Apenas la ve, el niño que parece una momia corre a darle un abrazo a su prima y le dice que le deja la cama alta de la cucheta. Luis les explica que salieron a buscarlos porque no querían comer hasta que no estuvieran todos. Regresan a paso rápido y sólo se escuchan los retos de la tía de Luciana.  

****

En el río, los tres adolescentes se tiran a la parte honda haciendo caras desde una piedra y el matrimonio toma sol sobre un ínfimo pedacito de arena. Luciana está sentada con su primo, un poco alejada del resto del grupo, a la sombra y con el grillo entre las manos. En eso, Juan aprovecha para preguntarle a su papá:
—Papá, ¿qué significa mampa? 
Luis mira con ternura a su hijo y le acaricia la cabeza:
—Significa agua que corre en la lengua de los antiguos pobladores.
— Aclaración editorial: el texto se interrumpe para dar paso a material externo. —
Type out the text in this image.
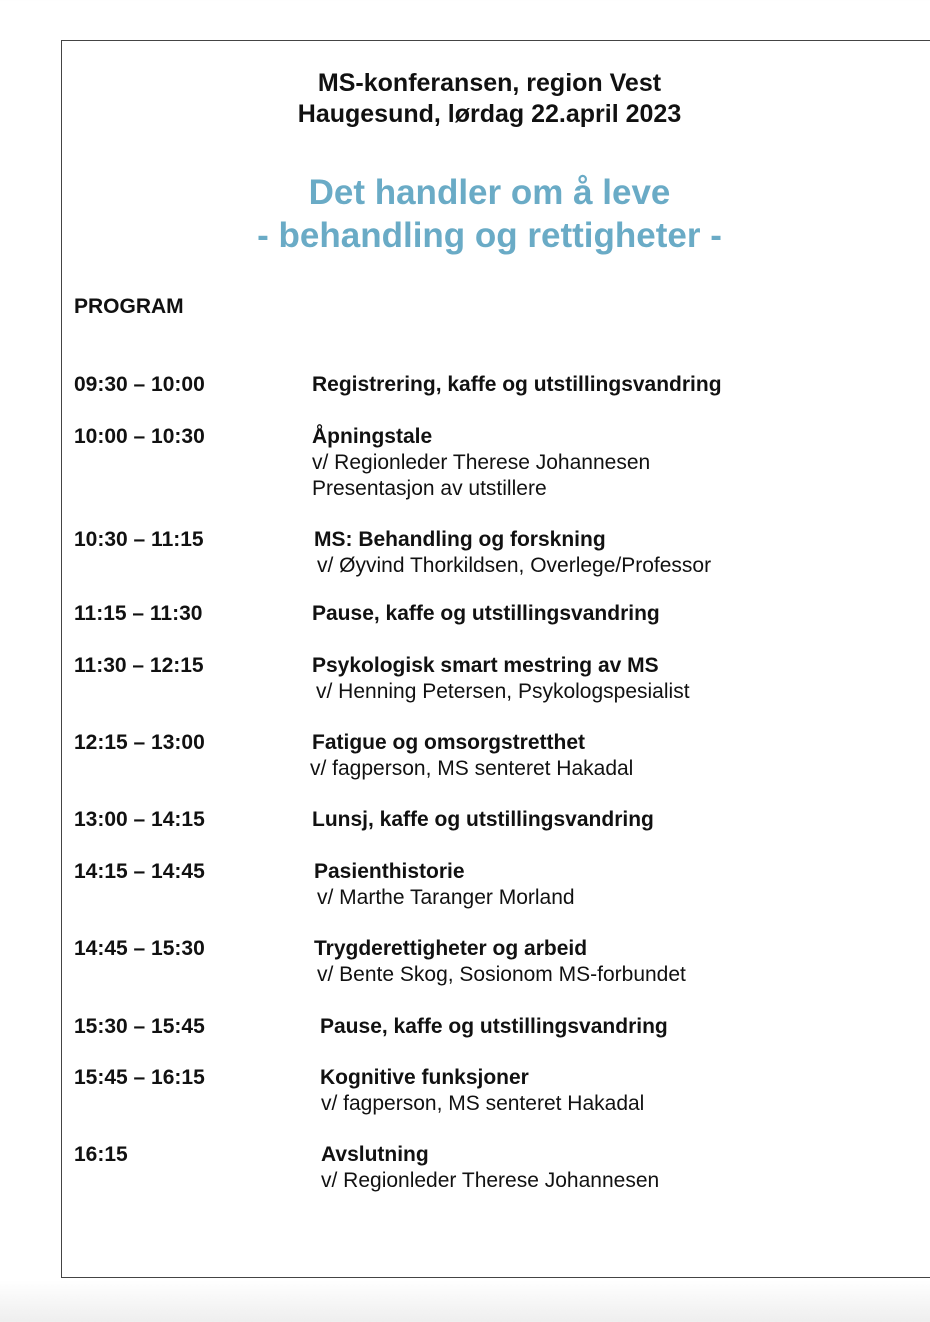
MS-konferansen, region Vest
Haugesund, lørdag 22.april 2023
Det handler om å leve
- behandling og rettigheter -
PROGRAM
09:30 – 10:00	Registrering, kaffe og utstillingsvandring
10:00 – 10:30	Åpningstale
v/ Regionleder Therese Johannesen
Presentasjon av utstillere
10:30 – 11:15	MS: Behandling og forskning
v/ Øyvind Thorkildsen, Overlege/Professor
11:15 – 11:30	Pause, kaffe og utstillingsvandring
11:30 – 12:15	Psykologisk smart mestring av MS
v/ Henning Petersen, Psykologspesialist
12:15 – 13:00	Fatigue og omsorgstretthet
v/ fagperson, MS senteret Hakadal
13:00 – 14:15	Lunsj, kaffe og utstillingsvandring
14:15 – 14:45	Pasienthistorie
v/ Marthe Taranger Morland
14:45 – 15:30	Trygderettigheter og arbeid
v/ Bente Skog, Sosionom MS-forbundet
15:30 – 15:45	Pause, kaffe og utstillingsvandring
15:45 – 16:15	Kognitive funksjoner
v/ fagperson, MS senteret Hakadal
16:15	Avslutning
v/ Regionleder Therese Johannesen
Juan se deja acariciar y levanta la cara hacia el sol con los ojos cerrados. Mil soles se encienden dentro suyo, brillando en la oscuridad y dispersándose desde la frente hacia todos lados, como formando pétalos de diente de león. No sabe si es verdad o si lo está imaginando, pero le parece escuchar a su papá que, mientras se aleja, tararea la melodía que hace un rato cantaron juntos con Ema y Luciana. No dice nada. Prefiere dejar que el canto siga sonando con el viento de la tarde.
Cuando Ema lo ve, va a sentarse a su lado y le da un dibujo hecho en una hoja arrancada de su cuaderno. Es una vista general del valle y en una esquina, tiene la fecha de ese día y su firma. Juan le agradece contento y le dice que lo va a colgar en la pared de su cuarto. En silencio, se quedan mirando el río que baja por la montaña. Ema dice que cuando mira el paisaje le dan ganas de caminar, para ver los lugares en donde el agua desemboca. Y que Incluso al final, siempre hay otro camino por seguir, otro río del que encontrar su fuente. Juan la mira sonriendo, y le señala un panadero que está justo al lado de ella.
—¡Pedí un deseo!—le dice. 
Ema se inclina y sopla con los ojos cerrados, igual que como había hecho en el bosque de tabaquillos. Las semillas del diente de león se esparcen por el aire, blancas y livianas, y los chicos las ven viajar, promesas de flor en otros suelos. 
—¡Voy a escribirte sobre mis viajes, Juan! ¡Voy a mandarte mis dibujos y mis cartas!